I wish I could sit here and list all of my blessings. Sit here and let you guys know how much our memories mean to me and how much you have all shaped me. I want to thank you guys for never giving up on me because I know it is not easy. I know I can be a handful and a mess but for some reason, for which I will never understand you guys have stuck by my side and I want to reassure you all how much I appreciate it. Thank you for all the times you have given me advice. Thank you for being friends with the girl that has more anxiety attacks and attitude changes on a daily basis than the average person in a year. Thank you for being my friend even when you did not know you were being one. Also, try not to freak out or get overwhelmed because even if I do not call you a best friend out loud, you are one in my book, the second you let me pour my heart out to you and are completely judge free.
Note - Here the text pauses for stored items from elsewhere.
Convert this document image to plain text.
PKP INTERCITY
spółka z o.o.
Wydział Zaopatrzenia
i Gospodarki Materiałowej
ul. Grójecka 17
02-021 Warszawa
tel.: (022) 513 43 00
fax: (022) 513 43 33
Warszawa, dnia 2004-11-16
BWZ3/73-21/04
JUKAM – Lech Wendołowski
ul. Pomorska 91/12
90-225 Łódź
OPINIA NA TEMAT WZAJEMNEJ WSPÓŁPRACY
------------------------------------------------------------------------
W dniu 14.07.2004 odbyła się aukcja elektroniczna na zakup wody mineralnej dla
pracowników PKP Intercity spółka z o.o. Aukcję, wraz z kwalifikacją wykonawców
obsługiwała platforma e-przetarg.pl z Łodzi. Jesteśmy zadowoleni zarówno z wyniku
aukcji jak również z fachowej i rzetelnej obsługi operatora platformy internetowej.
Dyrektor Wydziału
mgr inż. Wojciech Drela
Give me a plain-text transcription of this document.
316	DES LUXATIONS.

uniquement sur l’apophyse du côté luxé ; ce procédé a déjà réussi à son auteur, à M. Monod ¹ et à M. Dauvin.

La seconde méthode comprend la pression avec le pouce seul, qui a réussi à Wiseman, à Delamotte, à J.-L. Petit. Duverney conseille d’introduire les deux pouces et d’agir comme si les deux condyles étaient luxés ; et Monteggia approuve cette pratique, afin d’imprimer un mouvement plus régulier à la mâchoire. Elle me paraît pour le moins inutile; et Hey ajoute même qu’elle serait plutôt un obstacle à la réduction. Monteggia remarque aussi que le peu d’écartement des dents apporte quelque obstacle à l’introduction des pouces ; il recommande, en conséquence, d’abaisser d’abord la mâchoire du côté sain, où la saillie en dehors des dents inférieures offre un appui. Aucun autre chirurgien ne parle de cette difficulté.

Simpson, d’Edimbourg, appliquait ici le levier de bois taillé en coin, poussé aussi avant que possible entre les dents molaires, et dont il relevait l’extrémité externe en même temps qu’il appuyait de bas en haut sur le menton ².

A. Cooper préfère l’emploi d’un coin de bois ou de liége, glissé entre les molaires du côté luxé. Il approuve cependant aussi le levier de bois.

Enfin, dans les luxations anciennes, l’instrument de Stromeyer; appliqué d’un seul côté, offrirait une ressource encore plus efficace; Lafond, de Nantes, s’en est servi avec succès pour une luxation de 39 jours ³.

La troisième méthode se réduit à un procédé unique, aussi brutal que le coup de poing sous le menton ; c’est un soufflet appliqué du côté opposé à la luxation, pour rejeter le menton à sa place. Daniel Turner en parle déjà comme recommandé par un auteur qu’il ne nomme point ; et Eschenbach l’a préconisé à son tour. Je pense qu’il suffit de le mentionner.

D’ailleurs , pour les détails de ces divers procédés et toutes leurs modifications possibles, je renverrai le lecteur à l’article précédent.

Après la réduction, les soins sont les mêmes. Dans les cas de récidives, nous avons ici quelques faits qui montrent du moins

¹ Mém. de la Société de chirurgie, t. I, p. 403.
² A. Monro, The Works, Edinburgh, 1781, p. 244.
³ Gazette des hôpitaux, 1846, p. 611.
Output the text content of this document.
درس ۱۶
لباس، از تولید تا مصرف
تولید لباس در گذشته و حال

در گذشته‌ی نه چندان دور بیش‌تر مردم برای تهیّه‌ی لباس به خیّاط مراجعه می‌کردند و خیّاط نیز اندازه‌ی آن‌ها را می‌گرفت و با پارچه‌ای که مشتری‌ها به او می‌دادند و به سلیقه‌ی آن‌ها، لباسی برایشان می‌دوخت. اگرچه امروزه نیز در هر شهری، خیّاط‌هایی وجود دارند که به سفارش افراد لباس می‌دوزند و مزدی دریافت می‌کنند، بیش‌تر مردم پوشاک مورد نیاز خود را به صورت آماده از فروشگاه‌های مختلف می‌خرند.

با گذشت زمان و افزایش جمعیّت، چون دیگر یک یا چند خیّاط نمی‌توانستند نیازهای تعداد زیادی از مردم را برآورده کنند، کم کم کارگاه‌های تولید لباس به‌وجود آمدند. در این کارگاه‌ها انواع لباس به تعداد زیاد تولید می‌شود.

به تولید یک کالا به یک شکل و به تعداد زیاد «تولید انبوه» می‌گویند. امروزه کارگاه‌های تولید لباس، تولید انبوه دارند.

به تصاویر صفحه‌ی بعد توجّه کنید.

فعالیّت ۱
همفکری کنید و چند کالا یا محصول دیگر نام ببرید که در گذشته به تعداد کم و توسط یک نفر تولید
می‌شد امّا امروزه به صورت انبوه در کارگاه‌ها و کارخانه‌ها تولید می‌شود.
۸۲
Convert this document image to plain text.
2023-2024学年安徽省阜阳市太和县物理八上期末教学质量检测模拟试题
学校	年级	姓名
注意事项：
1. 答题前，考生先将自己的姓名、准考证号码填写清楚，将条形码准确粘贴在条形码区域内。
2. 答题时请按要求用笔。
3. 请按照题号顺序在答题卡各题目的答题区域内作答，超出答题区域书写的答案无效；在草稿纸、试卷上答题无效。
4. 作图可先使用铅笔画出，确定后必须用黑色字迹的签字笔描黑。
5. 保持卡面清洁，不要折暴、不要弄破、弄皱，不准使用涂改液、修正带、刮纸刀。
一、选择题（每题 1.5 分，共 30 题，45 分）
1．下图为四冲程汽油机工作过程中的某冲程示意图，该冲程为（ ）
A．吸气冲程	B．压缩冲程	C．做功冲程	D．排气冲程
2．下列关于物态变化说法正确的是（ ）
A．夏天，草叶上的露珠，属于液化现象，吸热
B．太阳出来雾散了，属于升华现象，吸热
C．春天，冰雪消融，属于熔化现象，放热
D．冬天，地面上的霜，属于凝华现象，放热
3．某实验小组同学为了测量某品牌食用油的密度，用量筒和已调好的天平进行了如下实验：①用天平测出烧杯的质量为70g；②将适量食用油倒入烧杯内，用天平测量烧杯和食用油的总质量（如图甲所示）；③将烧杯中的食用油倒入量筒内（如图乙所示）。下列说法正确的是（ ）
And if I never tell you enough, or if I tell you too much. I will say it again. I love you and I thank you for being my friend. For all the times that I run after you and hug you all and drown you in affection or neediness it is because you guys have showed me comfort and security that I will never be able to find anywhere else. And for the times that I am dry and cold with you all it is because I do not have a way to let my love for you shine as much as I feel it on the inside. My collegiate career although unfinished has been a beautiful experience because of these individuals that have touched my soul. As friendships are gained and some are lost; each and every single one of you, it seems like I am talking about like 700 people, but you know who you are; have made me, me. If you ever need a friend, I hope you all see one in me the way I do in you. Because whether I talk to you every single day, or once in a blue moon I have nothing but love for you. It is a handful of you that have introduced me to even more beautiful people and it feels like this huge circle of friends is finally complete and perfect. You have not judged me for my ways, you have accepted me for me. You have not once turned your back against me and slandered me, instead you have just made me grow. Something that is so unbelievably rare. I thank you.